Cybercriminals leverage such services to spread spam, malware, and steal

personal information from their victims.

In a typical cybercriminal operation, miscreants first infect their victims' machines with malicious software and have them

join a botnet, which is a network of compromised computers. In the second step,

the infected machines are often leveraged to connect to legitimate online

services and perform malicious activities.

As a consequence, online services receive activity from both

legitimate and malicious users. However, while legitimate users use these services for the

purposes they were designed for, malicious parties exploit them for their

illegal actions, which are often linked to an economic gain. In this thesis, I show

that the way in which malicious users and legitimate ones interact with Internet

services presents differences. I then develop mitigation techniques that

leverage such differences to detect and block malicious parties that misuse

Internet services.

As examples of this research approach, I first study the problem of spamming

botnets, which are misused to send hundreds of millions of spam emails to

mailservers spread across the globe. I show that botmasters typically split a

list of victim email addresses among their bots, and that it is possible to

identify bots belonging to the same botnet by enumerating the mailservers that

are contacted by IP addresses over time. I developed a system, called

BotMagnifier, which learns the set of mailservers contacted by the bots belonging

to a certain botnet, and finds more bots belonging to that same botnet.

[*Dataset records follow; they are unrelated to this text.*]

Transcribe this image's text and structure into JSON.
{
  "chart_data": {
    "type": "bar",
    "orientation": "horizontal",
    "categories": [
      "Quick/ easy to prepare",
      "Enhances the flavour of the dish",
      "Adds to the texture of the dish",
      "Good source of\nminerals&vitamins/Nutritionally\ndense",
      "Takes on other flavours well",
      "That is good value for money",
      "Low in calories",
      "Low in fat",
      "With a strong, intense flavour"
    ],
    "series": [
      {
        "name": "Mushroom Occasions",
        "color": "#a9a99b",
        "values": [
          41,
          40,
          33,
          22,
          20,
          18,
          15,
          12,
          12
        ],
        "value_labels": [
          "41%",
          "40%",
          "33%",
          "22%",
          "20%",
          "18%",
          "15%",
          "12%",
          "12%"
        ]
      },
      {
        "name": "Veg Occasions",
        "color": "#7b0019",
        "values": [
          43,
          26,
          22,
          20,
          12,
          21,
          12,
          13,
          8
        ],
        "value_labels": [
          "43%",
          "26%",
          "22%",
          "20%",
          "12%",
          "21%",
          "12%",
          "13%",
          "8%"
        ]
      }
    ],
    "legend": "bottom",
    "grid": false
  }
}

I then study the problem of misused accounts on online social networks. I first

look at the problem of fake accounts that are set up by cybercriminals to spread

malicious content. I study the modus operandi of the cybercriminals

controlling such accounts, and I then develop a system to automatically flag a

social network accounts as fake. I then look at the problem of legitimate

accounts getting compromised by miscreants, and I present COMPA, a system that

learns the typical habits of social network users and considers messages that

deviate from the learned behavior as possible compromises.

As a last example, I present EvilCohort, a system that detects communities of

online accounts that are accessed by the same botnet. EvilCohort works by

clustering together accounts that are accessed by a common set of IP addresses,

and can work on any online service that requires the use of accounts (social

networks, web-based emails, blogs, etc.).